After maturation of the bone tissue, the team introduced breast cancer cells, mimicking the metastasis of breast cancer to bone. The researchers found that some breast cancer cells were dormant (or quiet) in the 3D bone environment, without any invasive behaviour and showing no noticeable effect on the bone.

On the other hand, they saw that aggressive breast cancer cells were highly invasive in the 3D bone. These cancer cells dug themselves into the bone by eroding the collagen and consuming the bone matrix, resulting in the formation of large holes in the 3D bone. After two weeks, the aggressive breast cancer cells had integrated themselves into the bone.

The 5-year survival rate of patients with breast cancer drops below 30% when the cancer spreads to other parts of the body, with 70% of such metastasis travelling to bone.
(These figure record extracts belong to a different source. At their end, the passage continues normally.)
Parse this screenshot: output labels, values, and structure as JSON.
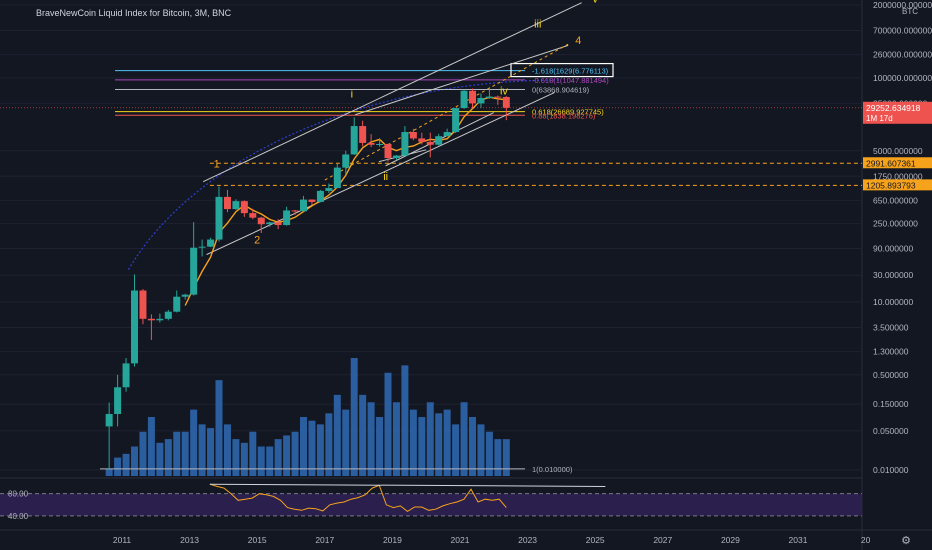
{
  "header": {
    "title": "BraveNewCoin Liquid Index for Bitcoin, 3M, BNC"
  },
  "colors": {
    "background": "#131722",
    "up": "#26a69a",
    "down": "#ef5350",
    "volume": "#2f6bb5",
    "ma": "#f7a21b",
    "rsi_fill": "#2a1f4d",
    "grid": "#1e2230",
    "channel": "#c8c8c8",
    "blue_arc": "#2c3fd1"
  },
  "chart_data": {
    "type": "candlestick",
    "title": "BraveNewCoin Liquid Index for Bitcoin, 3M, BNC",
    "y_scale": "log",
    "y_unit": "BTC",
    "y_ticks": [
      {
        "value": 0.01,
        "label": "0.010000"
      },
      {
        "value": 0.05,
        "label": "0.050000"
      },
      {
        "value": 0.15,
        "label": "0.150000"
      },
      {
        "value": 0.5,
        "label": "0.500000"
      },
      {
        "value": 1.3,
        "label": "1.300000"
      },
      {
        "value": 3.5,
        "label": "3.500000"
      },
      {
        "value": 10,
        "label": "10.000000"
      },
      {
        "value": 30,
        "label": "30.000000"
      },
      {
        "value": 90,
        "label": "90.000000"
      },
      {
        "value": 250,
        "label": "250.000000"
      },
      {
        "value": 650,
        "label": "650.000000"
      },
      {
        "value": 1750,
        "label": "1750.000000"
      },
      {
        "value": 5000,
        "label": "5000.000000"
      },
      {
        "value": 35000,
        "label": "35000.000000"
      },
      {
        "value": 100000,
        "label": "100000.000000"
      },
      {
        "value": 260000,
        "label": "260000.000000"
      },
      {
        "value": 700000,
        "label": "700000.000000"
      },
      {
        "value": 2000000,
        "label": "2000000.000000"
      }
    ],
    "x_ticks": [
      {
        "year": 2011,
        "label": "2011"
      },
      {
        "year": 2013,
        "label": "2013"
      },
      {
        "year": 2015,
        "label": "2015"
      },
      {
        "year": 2017,
        "label": "2017"
      },
      {
        "year": 2019,
        "label": "2019"
      },
      {
        "year": 2021,
        "label": "2021"
      },
      {
        "year": 2023,
        "label": "2023"
      },
      {
        "year": 2025,
        "label": "2025"
      },
      {
        "year": 2027,
        "label": "2027"
      },
      {
        "year": 2029,
        "label": "2029"
      },
      {
        "year": 2031,
        "label": "2031"
      },
      {
        "year": 2033,
        "label": "20"
      }
    ],
    "price_tags": [
      {
        "value": 29252.634918,
        "label": "29252.634918",
        "sublabel": "1M 17d",
        "color": "#ef5350"
      },
      {
        "value": 2991.607361,
        "label": "2991.607361",
        "color": "#f7a21b"
      },
      {
        "value": 1205.893793,
        "label": "1205.893793",
        "color": "#f7a21b"
      }
    ],
    "levels": [
      {
        "label": "-1.618(1629(6.776113)",
        "value": 135000,
        "color": "#4fc3f7",
        "boxed": true
      },
      {
        "label": "-0.618(1(1047.881494)",
        "value": 92000,
        "color": "#ab47bc"
      },
      {
        "label": "0(63868.904619)",
        "value": 62000,
        "color": "#b2b5be"
      },
      {
        "label": "0.618(26689.927745)",
        "value": 25000,
        "color": "#f7d51b"
      },
      {
        "label": "0.88(1838.198276)",
        "value": 21500,
        "color": "#ef5350"
      },
      {
        "label": "1(0.010000)",
        "value": 0.0105,
        "color": "#b2b5be"
      }
    ],
    "wave_labels": [
      {
        "label": "1",
        "year": 2013.8,
        "value": 2500,
        "color": "#f7a21b"
      },
      {
        "label": "2",
        "year": 2015.0,
        "value": 110,
        "color": "#f7a21b"
      },
      {
        "label": "i",
        "year": 2017.8,
        "value": 45000,
        "color": "#f7d51b"
      },
      {
        "label": "ii",
        "year": 2018.8,
        "value": 1500,
        "color": "#f7d51b"
      },
      {
        "label": "iii",
        "year": 2023.3,
        "value": 800000,
        "color": "#f7d51b"
      },
      {
        "label": "iv",
        "year": 2022.3,
        "value": 50000,
        "color": "#f7d51b"
      },
      {
        "label": "4",
        "year": 2024.5,
        "value": 400000,
        "color": "#f7a21b"
      },
      {
        "label": "v",
        "year": 2025.0,
        "value": 2200000,
        "color": "#f7d51b"
      }
    ],
    "candles": [
      {
        "t": 2010.62,
        "o": 0.06,
        "h": 0.16,
        "l": 0.01,
        "c": 0.1
      },
      {
        "t": 2010.87,
        "o": 0.1,
        "h": 0.5,
        "l": 0.06,
        "c": 0.3
      },
      {
        "t": 2011.12,
        "o": 0.3,
        "h": 1.0,
        "l": 0.25,
        "c": 0.8
      },
      {
        "t": 2011.37,
        "o": 0.8,
        "h": 31,
        "l": 0.7,
        "c": 16
      },
      {
        "t": 2011.62,
        "o": 16,
        "h": 17,
        "l": 4,
        "c": 5
      },
      {
        "t": 2011.87,
        "o": 5,
        "h": 6,
        "l": 2.1,
        "c": 4.7
      },
      {
        "t": 2012.12,
        "o": 4.7,
        "h": 6.2,
        "l": 4.3,
        "c": 5
      },
      {
        "t": 2012.37,
        "o": 5,
        "h": 7.2,
        "l": 4.7,
        "c": 6.7
      },
      {
        "t": 2012.62,
        "o": 6.7,
        "h": 16,
        "l": 6.5,
        "c": 12.4
      },
      {
        "t": 2012.87,
        "o": 12.4,
        "h": 14,
        "l": 11,
        "c": 13.5
      },
      {
        "t": 2013.12,
        "o": 13.5,
        "h": 266,
        "l": 13,
        "c": 93
      },
      {
        "t": 2013.37,
        "o": 93,
        "h": 130,
        "l": 65,
        "c": 97
      },
      {
        "t": 2013.62,
        "o": 97,
        "h": 140,
        "l": 95,
        "c": 130
      },
      {
        "t": 2013.87,
        "o": 130,
        "h": 1150,
        "l": 120,
        "c": 750
      },
      {
        "t": 2014.12,
        "o": 750,
        "h": 1000,
        "l": 400,
        "c": 455
      },
      {
        "t": 2014.37,
        "o": 455,
        "h": 680,
        "l": 440,
        "c": 630
      },
      {
        "t": 2014.62,
        "o": 630,
        "h": 650,
        "l": 330,
        "c": 385
      },
      {
        "t": 2014.87,
        "o": 385,
        "h": 460,
        "l": 300,
        "c": 320
      },
      {
        "t": 2015.12,
        "o": 320,
        "h": 330,
        "l": 170,
        "c": 244
      },
      {
        "t": 2015.37,
        "o": 244,
        "h": 270,
        "l": 220,
        "c": 263
      },
      {
        "t": 2015.62,
        "o": 263,
        "h": 300,
        "l": 200,
        "c": 236
      },
      {
        "t": 2015.87,
        "o": 236,
        "h": 500,
        "l": 230,
        "c": 430
      },
      {
        "t": 2016.12,
        "o": 430,
        "h": 440,
        "l": 360,
        "c": 416
      },
      {
        "t": 2016.37,
        "o": 416,
        "h": 780,
        "l": 415,
        "c": 672
      },
      {
        "t": 2016.62,
        "o": 672,
        "h": 680,
        "l": 540,
        "c": 610
      },
      {
        "t": 2016.87,
        "o": 610,
        "h": 1000,
        "l": 600,
        "c": 960
      },
      {
        "t": 2017.12,
        "o": 960,
        "h": 1300,
        "l": 880,
        "c": 1080
      },
      {
        "t": 2017.37,
        "o": 1080,
        "h": 2900,
        "l": 1080,
        "c": 2500
      },
      {
        "t": 2017.62,
        "o": 2500,
        "h": 5000,
        "l": 1900,
        "c": 4300
      },
      {
        "t": 2017.87,
        "o": 4300,
        "h": 19700,
        "l": 4200,
        "c": 13800
      },
      {
        "t": 2018.12,
        "o": 13800,
        "h": 17200,
        "l": 6000,
        "c": 6900
      },
      {
        "t": 2018.37,
        "o": 6900,
        "h": 9900,
        "l": 5800,
        "c": 6400
      },
      {
        "t": 2018.62,
        "o": 6400,
        "h": 8400,
        "l": 5900,
        "c": 6600
      },
      {
        "t": 2018.87,
        "o": 6600,
        "h": 6700,
        "l": 3200,
        "c": 3700
      },
      {
        "t": 2019.12,
        "o": 3700,
        "h": 4200,
        "l": 3400,
        "c": 4100
      },
      {
        "t": 2019.37,
        "o": 4100,
        "h": 13800,
        "l": 4000,
        "c": 10800
      },
      {
        "t": 2019.62,
        "o": 10800,
        "h": 12300,
        "l": 7700,
        "c": 8300
      },
      {
        "t": 2019.87,
        "o": 8300,
        "h": 10500,
        "l": 6500,
        "c": 7200
      },
      {
        "t": 2020.12,
        "o": 7200,
        "h": 10500,
        "l": 3800,
        "c": 6400
      },
      {
        "t": 2020.37,
        "o": 6400,
        "h": 10000,
        "l": 6200,
        "c": 9100
      },
      {
        "t": 2020.62,
        "o": 9100,
        "h": 12400,
        "l": 9000,
        "c": 10800
      },
      {
        "t": 2020.87,
        "o": 10800,
        "h": 29000,
        "l": 10400,
        "c": 29000
      },
      {
        "t": 2021.12,
        "o": 29000,
        "h": 61800,
        "l": 28000,
        "c": 58800
      },
      {
        "t": 2021.37,
        "o": 58800,
        "h": 64800,
        "l": 28800,
        "c": 35000
      },
      {
        "t": 2021.62,
        "o": 35000,
        "h": 52900,
        "l": 29300,
        "c": 43800
      },
      {
        "t": 2021.87,
        "o": 43800,
        "h": 69000,
        "l": 42000,
        "c": 46300
      },
      {
        "t": 2022.12,
        "o": 46300,
        "h": 48200,
        "l": 33000,
        "c": 45500
      },
      {
        "t": 2022.37,
        "o": 45500,
        "h": 47400,
        "l": 17600,
        "c": 29252
      }
    ],
    "volume": [
      2,
      5,
      6,
      8,
      12,
      16,
      9,
      10,
      12,
      12,
      18,
      14,
      13,
      26,
      14,
      10,
      9,
      12,
      8,
      8,
      10,
      11,
      12,
      16,
      15,
      14,
      17,
      22,
      18,
      32,
      22,
      20,
      16,
      28,
      20,
      30,
      18,
      16,
      20,
      17,
      18,
      14,
      20,
      16,
      14,
      12,
      10,
      10
    ],
    "rsi": {
      "upper": 80,
      "lower": 40,
      "labels": [
        "80.00",
        "40.00"
      ],
      "values": [
        97,
        93,
        90,
        80,
        68,
        70,
        72,
        80,
        78,
        75,
        68,
        55,
        52,
        50,
        54,
        53,
        49,
        60,
        63,
        65,
        70,
        73,
        78,
        90,
        95,
        60,
        55,
        58,
        48,
        56,
        56,
        50,
        52,
        58,
        62,
        65,
        70,
        88,
        65,
        70,
        68,
        70,
        55
      ]
    }
  }
}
Once cancer finds its way to bone, it is virtually incurable. For this reason, it is imperative to understand the interactions between cancer cells and bone. The researchers in this study constructed a model that can help reveal the mechanisms behind bone metastasis. With better understanding of the disease using such platforms, therapeutic targets could be developed to treat and prevent metastasis from occurring.